Communicating Your Litigation Efficiency Pays Off

First, there were engagement letters – those strict letters from clients detailing that they don’t pay separate charges for secretarial overtime, social lunches, or other activities that they consider either wasteful or part of overhead.

Then, there were legal bill auditors and e-billing programs, checking up to see that the engagement letters were followed, and looking for places where bills might have been padded or just plain excessive compared to usual charges for an activity.

Now, according to a Corporate Counsel piece on Law.com, there are Litigation Efficiency Advisers, who focus on litigation and take the corporate obsession with unnecessary spending a step further, checking to see if the entire litigation strategy, process and execution is providing value, as well as results.

All of this, plus loads of client survey material, provide clear evidence that clients are looking for much more than quality and results now. They want all of that PLUS efficiency, especially in litigation, which forms an increasingly disproportionate part of their legal budgets.

Thus, it is self-evident that lawyers and law firms have something new to think about in their messaging strategy – their litigation efficiency.

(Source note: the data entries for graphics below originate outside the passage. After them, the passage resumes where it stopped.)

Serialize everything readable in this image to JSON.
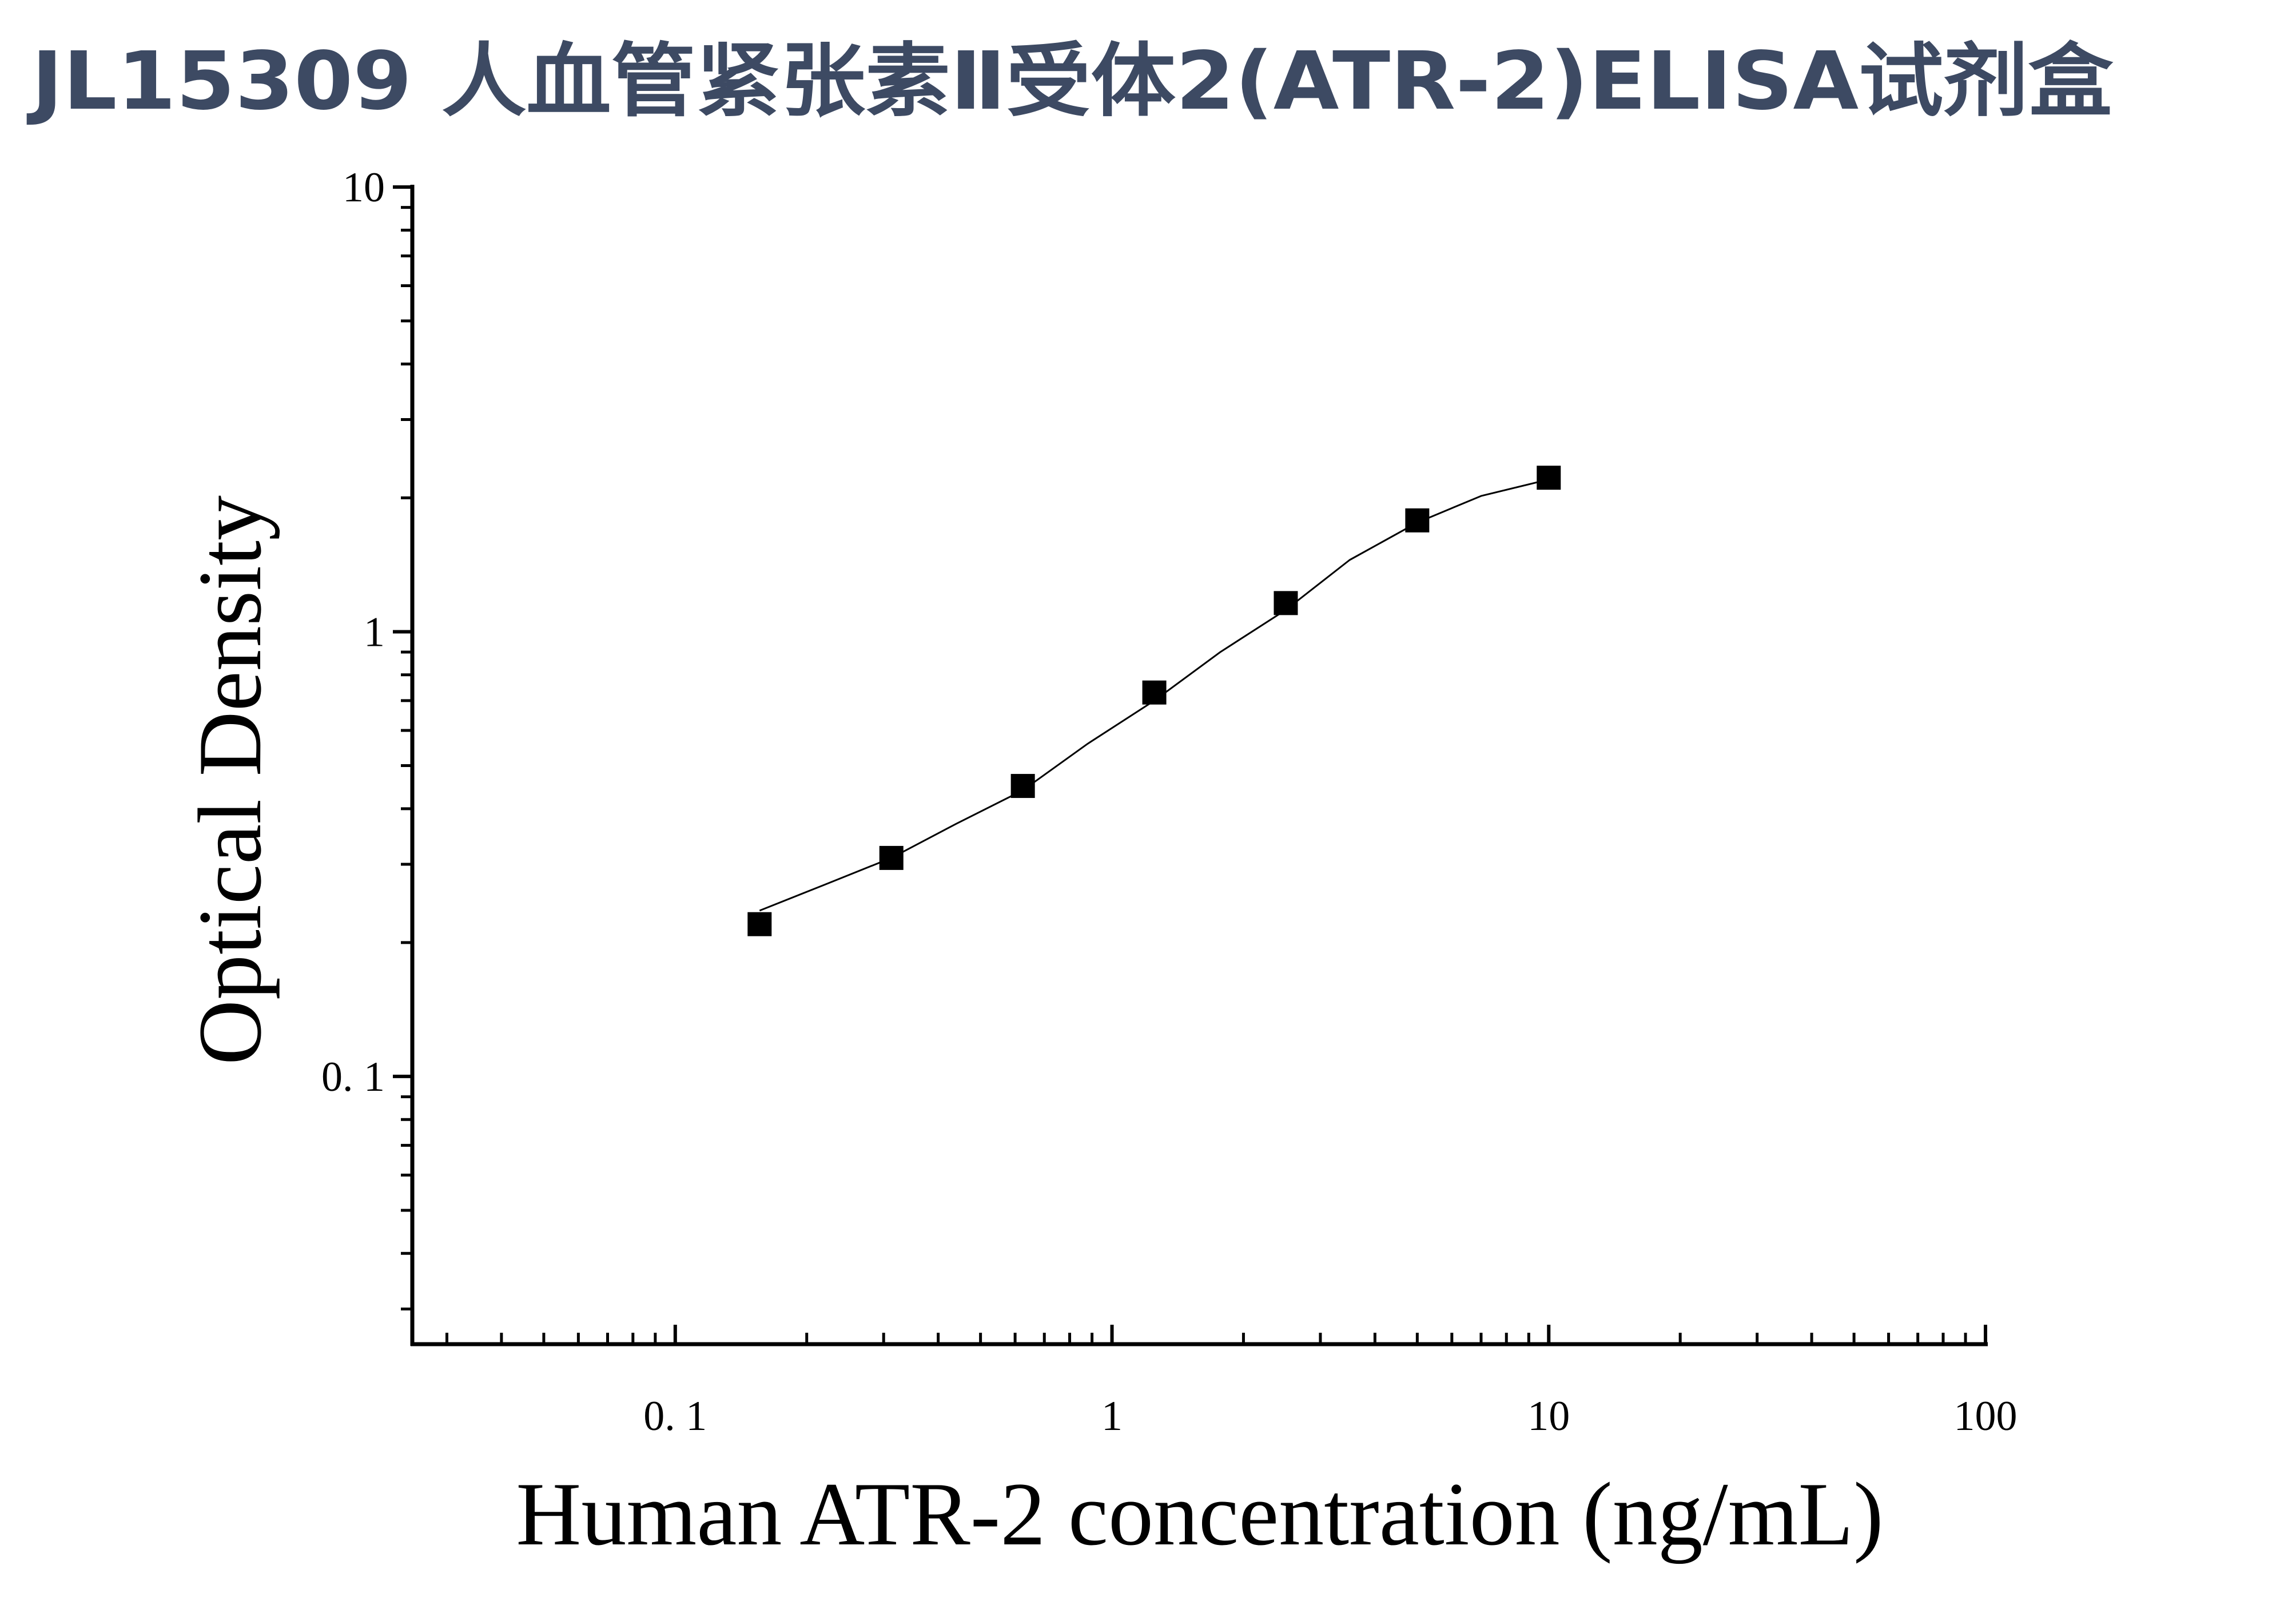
{
  "chart_data": {
    "type": "scatter",
    "title": "JL15309 人血管紧张素Ⅱ受体2(ATR-2)ELISA试剂盒",
    "x_label": "Human ATR-2 concentration (ng/mL)",
    "y_label": "Optical Density",
    "xscale": "log",
    "yscale": "log",
    "xlim": [
      0.025,
      100
    ],
    "ylim": [
      0.025,
      10
    ],
    "xticks": [
      {
        "value": 0.1,
        "label": "0. 1"
      },
      1,
      10,
      100
    ],
    "yticks": [
      {
        "value": 0.1,
        "label": "0. 1"
      },
      1,
      10
    ],
    "xminorticks": [
      0.03,
      0.04,
      0.05,
      0.06,
      0.07,
      0.08,
      0.09,
      0.2,
      0.3,
      0.4,
      0.5,
      0.6,
      0.7,
      0.8,
      0.9,
      2,
      3,
      4,
      5,
      6,
      7,
      8,
      9,
      20,
      30,
      40,
      50,
      60,
      70,
      80,
      90
    ],
    "yminorticks": [
      0.03,
      0.04,
      0.05,
      0.06,
      0.07,
      0.08,
      0.09,
      0.2,
      0.3,
      0.4,
      0.5,
      0.6,
      0.7,
      0.8,
      0.9,
      2,
      3,
      4,
      5,
      6,
      7,
      8,
      9
    ],
    "series": [
      {
        "type": "scatter",
        "color": "#000000",
        "x": [
          0.156,
          0.3125,
          0.625,
          1.25,
          2.5,
          5,
          10
        ],
        "values": [
          0.22,
          0.31,
          0.45,
          0.73,
          1.16,
          1.78,
          2.22
        ]
      },
      {
        "type": "line",
        "color": "#000000",
        "x": [
          0.156,
          0.22,
          0.3125,
          0.44,
          0.625,
          0.88,
          1.25,
          1.77,
          2.5,
          3.5,
          5,
          7,
          10
        ],
        "values": [
          0.236,
          0.27,
          0.31,
          0.37,
          0.44,
          0.56,
          0.7,
          0.9,
          1.12,
          1.45,
          1.76,
          2.02,
          2.2
        ]
      }
    ]
  }
}
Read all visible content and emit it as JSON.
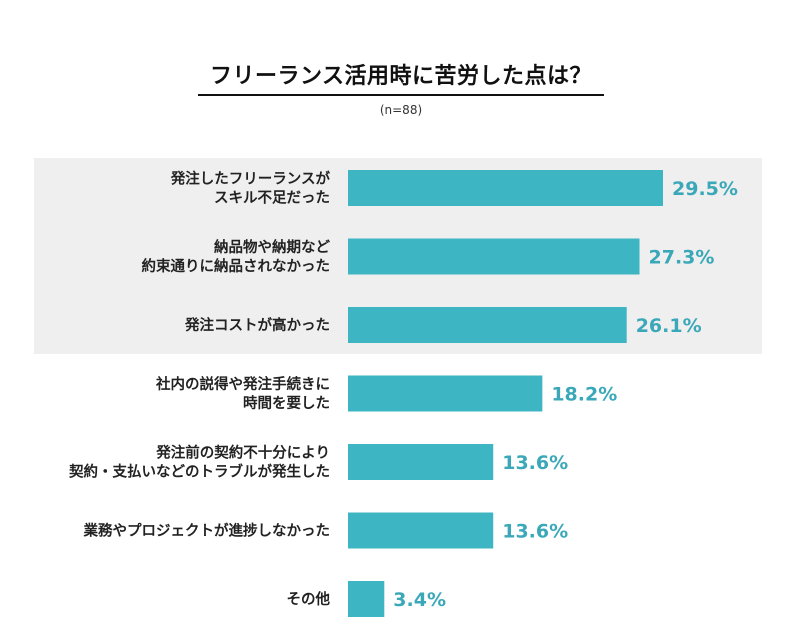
{
  "title": "フリーランス活用時に苦労した点は？",
  "subtitle": "(n=88)",
  "colors": {
    "bar": "#3db5c2",
    "value_label": "#3aa8b8",
    "highlight_band": "#efefef"
  },
  "chart_data": {
    "type": "bar",
    "orientation": "horizontal",
    "categories": [
      [
        "発注したフリーランスが",
        "スキル不足だった"
      ],
      [
        "納品物や納期など",
        "約束通りに納品されなかった"
      ],
      [
        "発注コストが高かった"
      ],
      [
        "社内の説得や発注手続きに",
        "時間を要した"
      ],
      [
        "発注前の契約不十分により",
        "契約・支払いなどのトラブルが発生した"
      ],
      [
        "業務やプロジェクトが進捗しなかった"
      ],
      [
        "その他"
      ]
    ],
    "values": [
      29.5,
      27.3,
      26.1,
      18.2,
      13.6,
      13.6,
      3.4
    ],
    "value_labels": [
      "29.5%",
      "27.3%",
      "26.1%",
      "18.2%",
      "13.6%",
      "13.6%",
      "3.4%"
    ],
    "highlighted_top": 3,
    "xlim": [
      0,
      29.5
    ],
    "grid": false
  }
}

Lawyers and their firms will reap benefits from thinking like a client when communicating with a prospective client. That will require an ability to convey what is special about their trial services, such as:

  • Touting any “process improvement” courses the lawyers have taken to improve the efficiency of the litigation process, such as those offered by Legal Lean Sigma;
  • Explaining any “project management” training or skills the lawyers have under their belts that might apply to large project litigation;
  • Communicating how the lawyers concoct litigation strategies with both results and costs in mind;
  • Elaborating on how the lawyers staff cases and coordinate case communications for maximum efficiency;
  • Noting any special experience the lawyers have in dealing with increasingly voluminous e-discovery issues, as well as e-discovery technologies and tools (such as predictive digital coding for sorting documents electronically by privilege or relevance) in order to automate the e-discovery process as much as possible; and
  • Identifying specifically relevant experience in dealing with specific types of cases, types of clients, and types of industries (don’t just say “we have represented biotech companies in patent litigation” if you can say “we have represented 20 biotech companies in more than 100 adversarial actions involving alleged patent infringements”).

Lawyers and law firms who can not only act efficiently, but can communicate how they do so, will reap a harvest of volumes of clients beating a path to their doors.